Por suerte conseguimos sin contratiempos el totémico instrumento y llegamos a tiempo sin mayores traumas porque, como se sabe, todo comienza siempre y tarde, y eso seguramente lo sabía Manuel mejor que nadie. Por eso de cuando en cuando me decía que no me preocupara por la hora.
El segundo encuentro con el maestro ocurrió veinte años después, en 2002, en el marco de una feria del libro de Bogotá, a la que asistí para hacer parte del Congreso Nacional de Lectura de ese año. Me hospedé en el hotel Dann Colonial, el más pequeño y modesto de esa cadena hotelera que está allí en La Candelaria. Por un azar inexplicable me enteré en la recepción de que en una habitación del mismo piso de mi habitación vivía el maestro MZO. De inmediato quise ver cómo hacía para llegar a visitarlo y sencillamente llegué y toqué en la habitación. Me abrió alguien que parecía ser un familiar y que iba saliendo con unos paquetes del cuarto.
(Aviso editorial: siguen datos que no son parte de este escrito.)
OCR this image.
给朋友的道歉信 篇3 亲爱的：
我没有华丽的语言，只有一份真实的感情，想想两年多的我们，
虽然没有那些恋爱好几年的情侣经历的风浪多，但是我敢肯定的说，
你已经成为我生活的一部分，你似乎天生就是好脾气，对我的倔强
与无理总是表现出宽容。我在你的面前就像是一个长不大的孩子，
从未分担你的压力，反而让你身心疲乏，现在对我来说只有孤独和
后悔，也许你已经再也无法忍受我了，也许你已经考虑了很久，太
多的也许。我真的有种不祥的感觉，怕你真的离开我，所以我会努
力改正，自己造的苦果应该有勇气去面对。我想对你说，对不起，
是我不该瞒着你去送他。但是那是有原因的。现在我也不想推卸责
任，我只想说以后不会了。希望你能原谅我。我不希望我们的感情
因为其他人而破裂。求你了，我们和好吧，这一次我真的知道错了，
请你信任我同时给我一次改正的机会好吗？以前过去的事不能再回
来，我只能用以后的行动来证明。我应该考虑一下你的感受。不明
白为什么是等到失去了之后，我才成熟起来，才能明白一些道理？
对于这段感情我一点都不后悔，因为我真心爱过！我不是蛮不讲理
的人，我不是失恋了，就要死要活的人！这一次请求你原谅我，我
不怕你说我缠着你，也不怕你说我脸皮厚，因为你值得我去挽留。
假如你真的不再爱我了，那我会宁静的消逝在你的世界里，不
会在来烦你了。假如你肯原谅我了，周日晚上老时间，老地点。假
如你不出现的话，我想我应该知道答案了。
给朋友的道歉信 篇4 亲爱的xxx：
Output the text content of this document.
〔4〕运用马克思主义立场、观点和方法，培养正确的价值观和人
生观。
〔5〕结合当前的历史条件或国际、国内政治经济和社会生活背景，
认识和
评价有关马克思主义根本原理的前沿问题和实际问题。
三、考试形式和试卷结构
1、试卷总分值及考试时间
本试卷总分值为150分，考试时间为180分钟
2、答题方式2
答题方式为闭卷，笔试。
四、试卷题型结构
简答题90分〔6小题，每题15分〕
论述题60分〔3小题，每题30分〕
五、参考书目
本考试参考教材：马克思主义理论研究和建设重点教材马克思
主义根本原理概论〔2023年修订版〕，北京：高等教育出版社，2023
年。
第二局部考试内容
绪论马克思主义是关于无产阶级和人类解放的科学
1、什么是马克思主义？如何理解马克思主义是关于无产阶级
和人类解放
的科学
El maestro estaba sentado en una silla con una frazada roja a grandes cuadros cubriendo sus piernas. Yo no sabía en qué circunstancias estaba y me imaginé al principio que estaba allí hospedado como yo, tal vez también por las mismas razones de la Filbo. Pero no, luego supe que esa era su vivienda y que sus circunstancias no eran las mejores. Y aunque lúcido aún, ya era notoria la merma de sus facultades físicas aunque todavía reía con fuerzas. El pretexto para saludarlo era entregarle un par de ejemplares de nuestra revista víacuarenta de unos cuantos números que había llevado para repartir en la feria y estuvimos allí callados por un cierto rato hasta cando alguien llegó para darle unos medicamentos. Yo, cohibido, incómodo, aproveché para despedirme, le puse las revistas sobre sus piernas y le puse una mano en el hombro y salí de la habitación con una inmensa sensación de tristeza.
El maestro moriría dos años después y el hotel tuvo secuestrados sus archivos por la deuda que había dejado. Así me dicen que fue.